Knowing Nevada: How the University of the Nevada became the Wolf Pack
For the past century, the University of Nevada, Reno has grown into a tier one university with the help of athletic championships, award winning academic programs and a nationally recognized mascot.
The university was originally built in Elko, NV and was recognized as a state institution in 1874. As Nevada began to grow before the 20th century, the school's board of regents agreed that it would be more practical to move the university closer to the Reno-Carson City area. After moving historic buildings across Nevada through over 300 miles of sagebrush and dirt roads, the school now rests on the northern hillside above the skyline in Reno, NV.
During this era, most schools in northern California had developed sports teams that involved wrestling, rugby, baseball, and basketball. Schools we recognize today, such as Cal and Stanford, recruited some of the toughest athletes in the late 1800's to represent their sports teams.
The University of Nevada took notice of both of those colleges and decided to follow suit. With any sports team, their must be a name and, of course, a mascot.

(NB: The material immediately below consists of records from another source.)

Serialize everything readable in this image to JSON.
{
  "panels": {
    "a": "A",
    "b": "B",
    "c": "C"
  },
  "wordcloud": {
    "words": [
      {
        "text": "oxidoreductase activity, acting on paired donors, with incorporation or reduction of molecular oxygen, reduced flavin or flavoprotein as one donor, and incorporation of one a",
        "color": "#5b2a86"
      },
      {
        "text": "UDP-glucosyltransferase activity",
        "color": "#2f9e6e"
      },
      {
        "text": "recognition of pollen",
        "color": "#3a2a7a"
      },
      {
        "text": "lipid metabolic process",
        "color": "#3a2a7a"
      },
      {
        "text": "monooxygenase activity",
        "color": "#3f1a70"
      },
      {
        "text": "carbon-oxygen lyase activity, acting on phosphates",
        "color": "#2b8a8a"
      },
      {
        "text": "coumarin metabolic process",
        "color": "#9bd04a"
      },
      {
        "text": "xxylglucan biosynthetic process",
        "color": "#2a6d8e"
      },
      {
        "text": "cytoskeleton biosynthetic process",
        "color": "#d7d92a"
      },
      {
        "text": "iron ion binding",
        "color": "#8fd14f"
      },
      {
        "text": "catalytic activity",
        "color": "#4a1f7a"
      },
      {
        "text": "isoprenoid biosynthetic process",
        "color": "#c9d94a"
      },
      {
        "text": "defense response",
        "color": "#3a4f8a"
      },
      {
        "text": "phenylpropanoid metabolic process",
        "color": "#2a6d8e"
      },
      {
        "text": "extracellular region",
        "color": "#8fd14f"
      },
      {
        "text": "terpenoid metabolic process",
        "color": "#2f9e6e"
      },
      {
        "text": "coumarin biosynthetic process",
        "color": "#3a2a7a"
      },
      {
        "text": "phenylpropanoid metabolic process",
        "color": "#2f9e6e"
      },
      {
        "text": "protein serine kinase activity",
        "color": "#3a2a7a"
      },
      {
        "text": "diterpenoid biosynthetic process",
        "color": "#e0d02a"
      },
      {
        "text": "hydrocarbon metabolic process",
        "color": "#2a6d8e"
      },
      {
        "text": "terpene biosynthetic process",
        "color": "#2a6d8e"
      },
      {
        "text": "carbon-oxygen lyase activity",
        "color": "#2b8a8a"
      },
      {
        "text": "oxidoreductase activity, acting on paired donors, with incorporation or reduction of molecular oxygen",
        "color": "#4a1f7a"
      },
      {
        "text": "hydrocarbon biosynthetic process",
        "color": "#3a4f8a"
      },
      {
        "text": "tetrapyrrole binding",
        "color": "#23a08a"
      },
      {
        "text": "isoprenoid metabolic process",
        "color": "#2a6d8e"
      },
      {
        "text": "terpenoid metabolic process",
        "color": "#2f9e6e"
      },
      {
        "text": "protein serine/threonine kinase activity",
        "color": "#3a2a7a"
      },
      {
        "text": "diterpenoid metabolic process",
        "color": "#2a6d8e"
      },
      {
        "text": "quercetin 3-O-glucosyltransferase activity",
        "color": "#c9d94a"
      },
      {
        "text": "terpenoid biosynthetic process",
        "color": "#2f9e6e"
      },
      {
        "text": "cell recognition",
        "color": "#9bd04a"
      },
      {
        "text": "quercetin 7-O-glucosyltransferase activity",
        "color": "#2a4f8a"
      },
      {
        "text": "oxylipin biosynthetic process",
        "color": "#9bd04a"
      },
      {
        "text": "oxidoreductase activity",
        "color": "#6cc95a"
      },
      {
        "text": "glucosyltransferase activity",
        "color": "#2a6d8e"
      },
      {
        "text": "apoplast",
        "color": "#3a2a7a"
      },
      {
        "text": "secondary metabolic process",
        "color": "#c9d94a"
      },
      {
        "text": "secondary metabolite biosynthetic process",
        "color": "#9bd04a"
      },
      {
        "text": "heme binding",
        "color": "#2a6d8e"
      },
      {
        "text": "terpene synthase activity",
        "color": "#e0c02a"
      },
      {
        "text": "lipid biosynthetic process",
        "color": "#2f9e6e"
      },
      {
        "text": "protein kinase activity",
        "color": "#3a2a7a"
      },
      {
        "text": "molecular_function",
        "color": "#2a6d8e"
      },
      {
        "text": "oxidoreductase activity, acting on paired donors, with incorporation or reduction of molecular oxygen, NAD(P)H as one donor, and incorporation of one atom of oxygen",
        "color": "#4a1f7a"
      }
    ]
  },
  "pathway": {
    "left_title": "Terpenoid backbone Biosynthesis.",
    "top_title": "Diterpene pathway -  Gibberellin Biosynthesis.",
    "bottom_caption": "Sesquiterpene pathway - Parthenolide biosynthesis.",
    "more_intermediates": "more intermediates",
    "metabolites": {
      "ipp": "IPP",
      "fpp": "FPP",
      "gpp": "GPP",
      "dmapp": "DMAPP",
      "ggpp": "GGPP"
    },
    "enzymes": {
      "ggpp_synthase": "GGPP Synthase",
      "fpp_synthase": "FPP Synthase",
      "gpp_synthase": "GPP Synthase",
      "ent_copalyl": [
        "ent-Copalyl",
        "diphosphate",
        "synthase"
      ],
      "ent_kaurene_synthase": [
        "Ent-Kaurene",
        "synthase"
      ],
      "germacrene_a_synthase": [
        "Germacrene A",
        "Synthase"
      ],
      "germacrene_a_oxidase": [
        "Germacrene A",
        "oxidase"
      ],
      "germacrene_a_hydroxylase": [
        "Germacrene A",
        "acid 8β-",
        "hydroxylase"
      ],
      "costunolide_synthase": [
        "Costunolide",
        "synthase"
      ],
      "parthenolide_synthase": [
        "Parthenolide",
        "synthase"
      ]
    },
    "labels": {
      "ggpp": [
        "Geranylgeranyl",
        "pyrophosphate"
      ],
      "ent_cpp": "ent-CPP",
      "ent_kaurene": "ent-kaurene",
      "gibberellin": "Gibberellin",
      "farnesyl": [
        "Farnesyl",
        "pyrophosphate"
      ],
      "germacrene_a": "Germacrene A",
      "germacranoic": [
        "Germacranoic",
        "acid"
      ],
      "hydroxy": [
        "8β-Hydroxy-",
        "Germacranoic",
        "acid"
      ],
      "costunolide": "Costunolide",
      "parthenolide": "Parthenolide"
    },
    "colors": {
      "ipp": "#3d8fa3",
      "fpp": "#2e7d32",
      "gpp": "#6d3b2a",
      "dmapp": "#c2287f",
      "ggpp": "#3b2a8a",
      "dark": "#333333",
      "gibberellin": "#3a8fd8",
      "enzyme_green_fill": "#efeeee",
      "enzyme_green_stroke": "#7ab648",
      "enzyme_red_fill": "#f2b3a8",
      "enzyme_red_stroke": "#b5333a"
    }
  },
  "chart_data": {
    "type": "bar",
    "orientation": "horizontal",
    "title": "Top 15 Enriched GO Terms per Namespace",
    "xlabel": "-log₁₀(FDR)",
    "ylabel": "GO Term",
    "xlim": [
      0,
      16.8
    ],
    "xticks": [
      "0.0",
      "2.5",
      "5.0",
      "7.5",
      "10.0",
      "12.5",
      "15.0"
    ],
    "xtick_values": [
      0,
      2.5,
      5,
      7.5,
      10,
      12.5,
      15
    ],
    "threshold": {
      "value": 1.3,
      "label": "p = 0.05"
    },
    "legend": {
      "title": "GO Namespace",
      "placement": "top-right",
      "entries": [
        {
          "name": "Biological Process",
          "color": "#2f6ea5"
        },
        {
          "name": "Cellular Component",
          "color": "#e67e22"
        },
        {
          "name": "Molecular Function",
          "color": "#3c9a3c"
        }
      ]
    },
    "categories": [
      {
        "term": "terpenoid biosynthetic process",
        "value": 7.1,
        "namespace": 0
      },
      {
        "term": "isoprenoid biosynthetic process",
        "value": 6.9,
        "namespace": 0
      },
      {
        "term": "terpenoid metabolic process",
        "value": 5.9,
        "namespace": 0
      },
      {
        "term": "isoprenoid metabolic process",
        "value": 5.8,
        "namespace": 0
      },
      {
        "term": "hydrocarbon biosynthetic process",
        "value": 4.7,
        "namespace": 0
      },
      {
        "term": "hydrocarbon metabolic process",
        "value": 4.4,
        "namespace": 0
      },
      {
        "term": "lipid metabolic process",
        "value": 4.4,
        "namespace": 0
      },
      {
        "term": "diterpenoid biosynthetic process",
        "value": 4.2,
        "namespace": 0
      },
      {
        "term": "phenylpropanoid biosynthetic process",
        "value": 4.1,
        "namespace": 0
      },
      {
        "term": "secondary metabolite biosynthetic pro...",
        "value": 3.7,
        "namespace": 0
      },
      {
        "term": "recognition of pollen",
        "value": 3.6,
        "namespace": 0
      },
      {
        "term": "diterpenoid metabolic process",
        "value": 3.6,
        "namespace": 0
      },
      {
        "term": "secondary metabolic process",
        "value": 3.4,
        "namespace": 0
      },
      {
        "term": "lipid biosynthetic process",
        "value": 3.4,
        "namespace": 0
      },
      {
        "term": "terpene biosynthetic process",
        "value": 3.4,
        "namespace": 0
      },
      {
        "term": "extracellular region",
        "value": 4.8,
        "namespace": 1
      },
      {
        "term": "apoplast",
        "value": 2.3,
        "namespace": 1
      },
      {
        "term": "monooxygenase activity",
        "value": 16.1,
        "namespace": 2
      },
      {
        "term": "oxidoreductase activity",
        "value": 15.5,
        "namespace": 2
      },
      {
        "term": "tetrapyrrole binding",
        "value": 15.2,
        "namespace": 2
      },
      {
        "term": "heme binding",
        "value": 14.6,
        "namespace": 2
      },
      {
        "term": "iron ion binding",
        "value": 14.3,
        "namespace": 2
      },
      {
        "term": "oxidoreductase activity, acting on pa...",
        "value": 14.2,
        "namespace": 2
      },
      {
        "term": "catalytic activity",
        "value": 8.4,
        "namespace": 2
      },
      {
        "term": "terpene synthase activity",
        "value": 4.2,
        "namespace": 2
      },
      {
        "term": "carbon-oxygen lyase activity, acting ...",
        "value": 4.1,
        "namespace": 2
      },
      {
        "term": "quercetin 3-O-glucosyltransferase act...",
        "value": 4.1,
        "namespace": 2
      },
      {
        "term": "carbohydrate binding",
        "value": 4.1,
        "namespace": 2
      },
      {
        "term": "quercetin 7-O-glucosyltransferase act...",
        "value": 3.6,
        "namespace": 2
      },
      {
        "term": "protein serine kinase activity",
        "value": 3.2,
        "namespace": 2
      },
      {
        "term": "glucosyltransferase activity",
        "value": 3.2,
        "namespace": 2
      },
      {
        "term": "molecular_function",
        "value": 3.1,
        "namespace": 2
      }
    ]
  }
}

Remember that 300 miles of sagebrush and dirt roads we discussed at the beginning of the article? Well, that journey was the inspiration behind the university's first nickname, the Sagebrushers. Believe it or not, the first win in the school's history was when the Women's Basketball team beat Stanford in 1909. The ladies chose to refer to themselves as the 'Sagehens' back then. As time moved forward, the athletics department became bigger and the teams eventually became better. The tide began to turn when a newspaper published a story in November of 1923 about the Sagebrushers defeating Cal-Berekley. They described Nevada as 'a pack of wild wolves.' This article inspired Leslie Bruce, a student and editor of the Nevada Sagebrush, to publish a poll in an issue of the school paper asking students to vote on a new name of the sports teams.
Unfortunately, Bruce died in a tragic accident before the votes could be tallied. In honor of Bruce, the school rallied together to officially re-name the team's nickname to the Wolf Pack.
"Now, we don't necessarily have wolves in the state of Nevada. Nor have we ever had them here from recent memory. Yet the student population feels like wolves embodied the spirit of Nevada," says Amy Hunsaker, a librarian and Wolf Pack historian with the UNR Libraries.
Hunsaker mentioned that the students attempted to raise a coyote puppy named 'Willie the Wolf', but that was deemed a safety hazard by school administrators. This then inspired students to dawn wolf costumes made of paper, plastic, and carpet. Students would dress up as the mascot in the early 1950's all the way through to the present day. Today, we are reminded, through new additions to the logo and mascot, of the almost hundred year-old spirit of the history of the Wolf Pack.
"It's true, we are a family. We work together and support each other yet we are a force to be reckoned with," says Hunsaker.